Re: Reading next line, finding missing number in sequence

Pea said to us:

> Thank you, Brian.  I used your suggestion and modification and it
> worked well, except when there were two numbers in a row missing.
[...]

As a learning experience, Bowsayge created a program that seems
to be able to list the missing numbers from a range:

#!/usr/bin/perl
use strict;
use warnings;

chomp (my @numbers = <DATA>);
s/\D+//g for (@numbers);
@numbers = sort { \$a <=> \$b } @numbers;
my (\$min, \$max) = (\$numbers[0], \$numbers[\$#numbers]);
my %hash = map +(\$_, 1), @numbers;
my @missing = grep !defined(\$hash), (\$min..\$max);

printf "%-20s %s\n", 'numbers', 'missing';
printf "%-20s %s\n", "@numbers", "@missing";

__DATA__
1
6
2e
5
what9fun
7

--
my (@str) = split //,'rroeiaptbJeleuwhet sn.n  ';
my (@ndx, @arr) = qw(15 11 7 23 22 5 13 8 21 0 19 16 14
1 20 9 10 3 4 2 6 24 18 12 17);
\$arr[\$ndx[\$_]] = \$str[\$_] for (@ndx); print @arr, "\n";

Re: Reading next line, finding missing number in sequence

> Pea said to us:
>
> > Thank you, Brian.  I used your suggestion and modification and it
> > worked well, except when there were two numbers in a row missing.
> [...]
>
> As a learning experience, Bowsayge created a program that seems
> to be able to list the missing numbers from a range:
>
> #!/usr/bin/perl
> use strict;
> use warnings;
>
> chomp (my @numbers = <DATA>);
> s/\D+//g for (@numbers);

Ignoring non-digits is an extra feature.  It may be useful, but maybe not.
There is no good reason to bring it in here.

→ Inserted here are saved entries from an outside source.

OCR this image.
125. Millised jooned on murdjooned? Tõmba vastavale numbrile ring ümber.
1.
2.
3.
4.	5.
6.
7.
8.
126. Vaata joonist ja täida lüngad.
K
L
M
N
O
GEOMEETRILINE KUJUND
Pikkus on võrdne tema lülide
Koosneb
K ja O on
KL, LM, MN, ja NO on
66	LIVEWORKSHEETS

> @numbers = sort { \$a <=> \$b } @numbers;

You are sorting the numbers only to get their minimum and maximum (the
rest of the algorithm doesn't need them sorted).  In general, that is
wasteful, especially when the lists are long.  The standard module
List::Util has functions that find the minimum and maximum in linear
time.  For this example you could dodge the issue and simply assume
the numbers come sorted.

> my (\$min, \$max) = (\$numbers[0], \$numbers[\$#numbers]);

\$numbers[\$#numbers] can be written as \$numbers[-1].

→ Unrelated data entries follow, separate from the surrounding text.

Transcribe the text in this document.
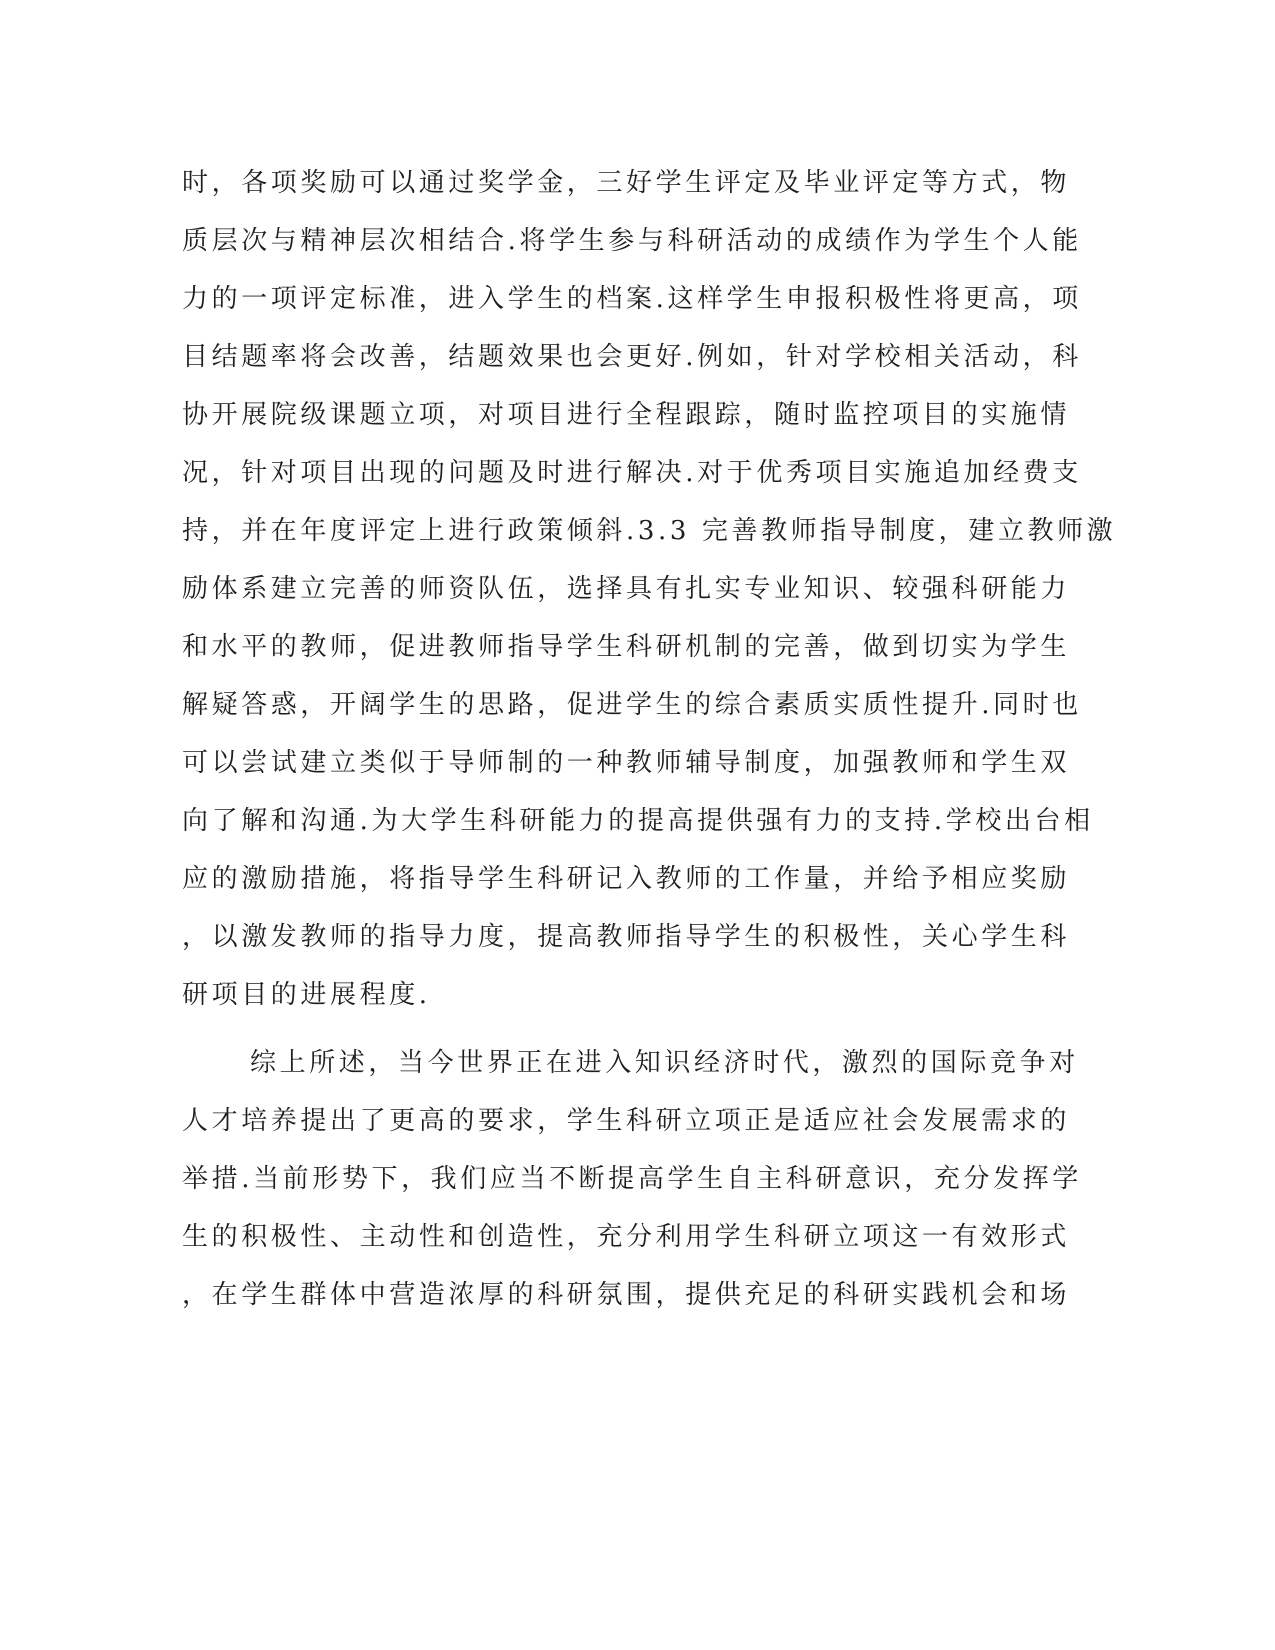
时，各项奖励可以通过奖学金，三好学生评定及毕业评定等方式，物
质层次与精神层次相结合.将学生参与科研活动的成绩作为学生个人能
力的一项评定标准，进入学生的档案.这样学生申报积极性将更高，项
目结题率将会改善，结题效果也会更好.例如，针对学校相关活动，科
协开展院级课题立项，对项目进行全程跟踪，随时监控项目的实施情
况，针对项目出现的问题及时进行解决.对于优秀项目实施追加经费支
持，并在年度评定上进行政策倾斜.3.3 完善教师指导制度，建立教师激
励体系建立完善的师资队伍，选择具有扎实专业知识、较强科研能力
和水平的教师，促进教师指导学生科研机制的完善，做到切实为学生
解疑答惑，开阔学生的思路，促进学生的综合素质实质性提升.同时也
可以尝试建立类似于导师制的一种教师辅导制度，加强教师和学生双
向了解和沟通.为大学生科研能力的提高提供强有力的支持.学校出台相
应的激励措施，将指导学生科研记入教师的工作量，并给予相应奖励
，以激发教师的指导力度，提高教师指导学生的积极性，关心学生科
研项目的进展程度.
综上所述，当今世界正在进入知识经济时代，激烈的国际竞争对
人才培养提出了更高的要求，学生科研立项正是适应社会发展需求的
举措.当前形势下，我们应当不断提高学生自主科研意识，充分发挥学
生的积极性、主动性和创造性，充分利用学生科研立项这一有效形式
，在学生群体中营造浓厚的科研氛围，提供充足的科研实践机会和场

> my %hash = map +(\$_, 1), @numbers;
> my @missing = grep !defined(\$hash), (\$min..\$max);

You have taken care to set the hash values to 1, so defined() is not
necessary.

> printf "%-20s %s\n", 'numbers', 'missing';
> printf "%-20s %s\n", "@numbers", "@missing";

[snip data]

Your code shows a very plausible use of a hash.  In general, a hash
is the structure of choice when the problem can be expressed in terms
of sets.  The set elements get to be the hash keys (or the keys a hash
gets probed for).  The values are of little importance in this application
of hashes.  Your code is a good example.

The sets in this case are the integers in a range, and some (explicitly
given) subset thereof.  The problem is to find the set difference.
With sets of integers it can be of advantage to use arrays for the
representation instead of hashes, especially if the integers are small.
Arrays use substantially less storage and are a little faster than
hashes.  You may find it instructive to re-write your code to use
an array.  You will have to change very little, except for the "map"
line.

Going a step farther in storage conservation, a bit vector could be
used.  It is the most compact way to store a set of small integers.
With @numbers, \$min and \$max being set:

my \$set = '';
vec( \$set, \$_, 1) = 1 for @numbers;
my @missing = grep !vec( \$set, \$_, 1), \$min .. \$max;

Again, there isn't much change from your code to this variant.

Anno

Re: Reading next line, finding missing number in sequence

Anno Siegel wrote:
>>
>>my (\$min, \$max) = (\$numbers[0], \$numbers[\$#numbers]);
>
> \$numbers[\$#numbers] can be written as \$numbers[-1].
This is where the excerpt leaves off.